Each of the independent refiners to report second-quarter earnings so far have shown year-over-year declines, reflective of a sluggish demand environment, rapidly compressing crude differentials and escalating renewable identification number (RIN) costs. While the current period again holds difficult year-over-year growth thresholds, the refinery analysts at Cowen and Company see elements for a sequential lift that could indicate a sentiment bottom for the industry. Here are the top refining stocks to buy at Cowen.
Marathon Petroleum Corp. (MPC) is a top stock to buy now. The Cowen team is very positive on the company’s mix of midstream cash potential, aggressive cash returns and strong operational performance. Their price target is set at $100. The Thomson/First Call estimate is $86.50. Investors are paid a 2.3% dividend. This may very well be a big winner if Cowen is right. Its price target represents a 23% move from current trading levels.
PBF Energy Inc. (PBF) engages in the refining and supply of petroleum products. It provides gasoline, ultra-low-sulfur diesel, heating oil, jet fuel, lubricants, petrochemicals and asphalt, as well as unbranded transportation fuels, heating oil, petrochemical feedstocks and other petroleum products. It also has stated that the rising RIN costs will be passed along to the consumer, which make for bad publicity, but will increase earnings. Cowen keeps PBF as a stock to buy and lowers its price target to $30. The consensus target is at $29.50. Shareholders are paid an outstanding 5.2% dividend.
Tesoro Corp. (TSO) beat earnings on both the top and bottom line last Friday.

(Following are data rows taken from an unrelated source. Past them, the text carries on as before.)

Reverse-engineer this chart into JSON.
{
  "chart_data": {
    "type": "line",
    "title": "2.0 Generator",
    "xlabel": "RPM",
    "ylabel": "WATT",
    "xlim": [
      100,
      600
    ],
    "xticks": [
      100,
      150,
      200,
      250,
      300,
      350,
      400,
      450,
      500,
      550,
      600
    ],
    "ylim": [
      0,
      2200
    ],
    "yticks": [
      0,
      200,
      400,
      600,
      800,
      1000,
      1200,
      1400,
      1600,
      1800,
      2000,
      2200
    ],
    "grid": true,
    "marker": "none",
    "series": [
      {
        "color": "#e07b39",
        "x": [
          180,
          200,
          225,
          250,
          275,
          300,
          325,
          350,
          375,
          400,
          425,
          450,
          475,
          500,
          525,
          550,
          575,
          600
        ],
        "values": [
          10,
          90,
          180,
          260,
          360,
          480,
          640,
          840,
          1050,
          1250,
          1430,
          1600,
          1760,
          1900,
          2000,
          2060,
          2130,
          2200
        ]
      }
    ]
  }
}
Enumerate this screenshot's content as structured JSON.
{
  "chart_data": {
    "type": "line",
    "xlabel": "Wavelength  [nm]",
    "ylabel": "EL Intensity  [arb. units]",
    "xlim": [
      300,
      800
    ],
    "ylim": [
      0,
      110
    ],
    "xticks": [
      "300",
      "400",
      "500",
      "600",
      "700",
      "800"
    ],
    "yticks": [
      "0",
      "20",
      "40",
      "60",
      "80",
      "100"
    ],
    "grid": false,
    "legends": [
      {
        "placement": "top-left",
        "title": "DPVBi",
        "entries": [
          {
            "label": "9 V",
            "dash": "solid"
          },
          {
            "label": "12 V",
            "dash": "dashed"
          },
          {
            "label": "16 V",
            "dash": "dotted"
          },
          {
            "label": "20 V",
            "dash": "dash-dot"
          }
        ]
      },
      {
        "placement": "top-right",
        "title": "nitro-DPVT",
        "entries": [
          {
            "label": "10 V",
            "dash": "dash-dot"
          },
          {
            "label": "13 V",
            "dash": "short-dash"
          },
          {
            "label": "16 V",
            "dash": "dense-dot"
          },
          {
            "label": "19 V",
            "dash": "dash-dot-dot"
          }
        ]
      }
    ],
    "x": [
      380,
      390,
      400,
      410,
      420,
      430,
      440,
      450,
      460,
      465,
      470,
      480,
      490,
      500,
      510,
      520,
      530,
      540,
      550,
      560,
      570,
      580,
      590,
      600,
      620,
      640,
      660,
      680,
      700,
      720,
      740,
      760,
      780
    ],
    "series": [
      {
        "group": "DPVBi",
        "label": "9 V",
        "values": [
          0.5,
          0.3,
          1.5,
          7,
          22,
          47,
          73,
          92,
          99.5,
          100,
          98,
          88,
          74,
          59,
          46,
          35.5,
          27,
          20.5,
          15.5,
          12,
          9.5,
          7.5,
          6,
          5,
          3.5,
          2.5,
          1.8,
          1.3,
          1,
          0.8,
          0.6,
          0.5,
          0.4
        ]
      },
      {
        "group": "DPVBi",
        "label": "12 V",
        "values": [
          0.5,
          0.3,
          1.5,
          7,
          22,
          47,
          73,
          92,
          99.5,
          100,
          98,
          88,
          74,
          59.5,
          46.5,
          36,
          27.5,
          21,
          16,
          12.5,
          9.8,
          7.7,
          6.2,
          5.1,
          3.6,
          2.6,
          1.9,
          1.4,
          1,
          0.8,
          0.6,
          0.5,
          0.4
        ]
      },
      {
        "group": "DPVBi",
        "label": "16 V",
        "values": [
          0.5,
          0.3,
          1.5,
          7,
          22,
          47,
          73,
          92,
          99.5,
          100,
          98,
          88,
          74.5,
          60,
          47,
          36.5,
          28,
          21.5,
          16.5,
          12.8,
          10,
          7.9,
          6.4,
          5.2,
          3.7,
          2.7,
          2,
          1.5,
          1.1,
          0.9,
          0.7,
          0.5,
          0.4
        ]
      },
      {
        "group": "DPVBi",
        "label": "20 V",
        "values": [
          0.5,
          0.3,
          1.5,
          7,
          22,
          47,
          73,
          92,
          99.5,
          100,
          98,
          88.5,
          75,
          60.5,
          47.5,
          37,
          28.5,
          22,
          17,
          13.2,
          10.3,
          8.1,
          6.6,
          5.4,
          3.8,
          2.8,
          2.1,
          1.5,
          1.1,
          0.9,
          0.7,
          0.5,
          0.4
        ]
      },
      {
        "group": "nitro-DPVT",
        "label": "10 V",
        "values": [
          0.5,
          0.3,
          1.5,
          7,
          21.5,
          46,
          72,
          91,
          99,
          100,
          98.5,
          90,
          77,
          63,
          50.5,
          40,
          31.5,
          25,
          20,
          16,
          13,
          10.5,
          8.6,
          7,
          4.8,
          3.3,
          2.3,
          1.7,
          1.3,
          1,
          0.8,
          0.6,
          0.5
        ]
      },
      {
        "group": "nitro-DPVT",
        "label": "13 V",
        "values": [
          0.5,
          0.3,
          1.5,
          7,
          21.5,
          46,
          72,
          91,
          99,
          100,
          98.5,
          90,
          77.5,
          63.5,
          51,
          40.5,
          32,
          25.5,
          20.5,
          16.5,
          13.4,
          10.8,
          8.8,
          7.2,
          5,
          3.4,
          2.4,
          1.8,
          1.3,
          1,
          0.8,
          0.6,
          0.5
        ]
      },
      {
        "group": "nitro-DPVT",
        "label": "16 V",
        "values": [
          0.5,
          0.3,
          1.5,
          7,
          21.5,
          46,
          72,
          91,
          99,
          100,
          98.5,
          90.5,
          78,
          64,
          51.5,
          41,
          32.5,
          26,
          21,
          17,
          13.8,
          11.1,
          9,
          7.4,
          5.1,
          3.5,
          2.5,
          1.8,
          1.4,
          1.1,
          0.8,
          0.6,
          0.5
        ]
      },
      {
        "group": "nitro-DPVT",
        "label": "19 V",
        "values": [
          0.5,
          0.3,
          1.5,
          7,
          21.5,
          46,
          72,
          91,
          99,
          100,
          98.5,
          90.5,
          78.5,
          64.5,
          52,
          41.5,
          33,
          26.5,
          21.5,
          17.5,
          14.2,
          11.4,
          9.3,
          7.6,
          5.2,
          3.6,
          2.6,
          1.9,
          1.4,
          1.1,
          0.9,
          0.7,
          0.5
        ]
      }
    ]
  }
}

In addition, the $100 million rail-to-barge oil terminal that the company plans to build at a port in Washington would help supply cheaper U.S. and Canadian crude to refineries all along the West Coast -- both its own and those run by competitors. Cowen already is moving its 2014 estimates higher to account for the added revenue. Its price target for the stock is $65, while the consensus stands at $65 as well. Investors are paid a 1.2% dividend, which will increase by 25% for the next payment as it was just raised.
Valero Energy Corp. (VLO) distinguishes itself from the refining group by its aggressive investments within its refining asset base, including topping plants around its Eagle Ford infrastructure and potential pursuit of a methanol unit at St. Charles. Most of the peer group is investing either only in immediately monetizable infrastructure and logistics assets or returning excess cash, but Valero is leveraging its operation toward its thesis of crude oversupply in the Gulf Coast. It is rated only at Market Perform at Cowen, and the price target for the stock is at $40. The consensus target is higher at $41. Investors receive a 2.4% dividend.
Western Refining Inc. (WNR) also beat analysts top and bottom line estimates last week. The company announced that it will pursue a master limited partnership (MLP) spin-off of its logistics assets. The MLP, appropriately named Western Refining Logistics, will trade under the ticker WNRL. The partnership aims to raise $287.5 million in its offering. Cowen has a $38 price target for the stock, and the consensus target is at $36.50. Stockholders are paid a 2.6% dividend.
Cowen's thesis of staying with the independent refiners makes good sense. Refining issues at some of the large integrateds like Exxon Mobil Corp. (XOM) and Chevron Corp. (CVX) were a large drag on their earnings this past quarter. The pure-play independents were big momentum stocks in 2012, and with fundamentals improving they may be poised to lead again soon.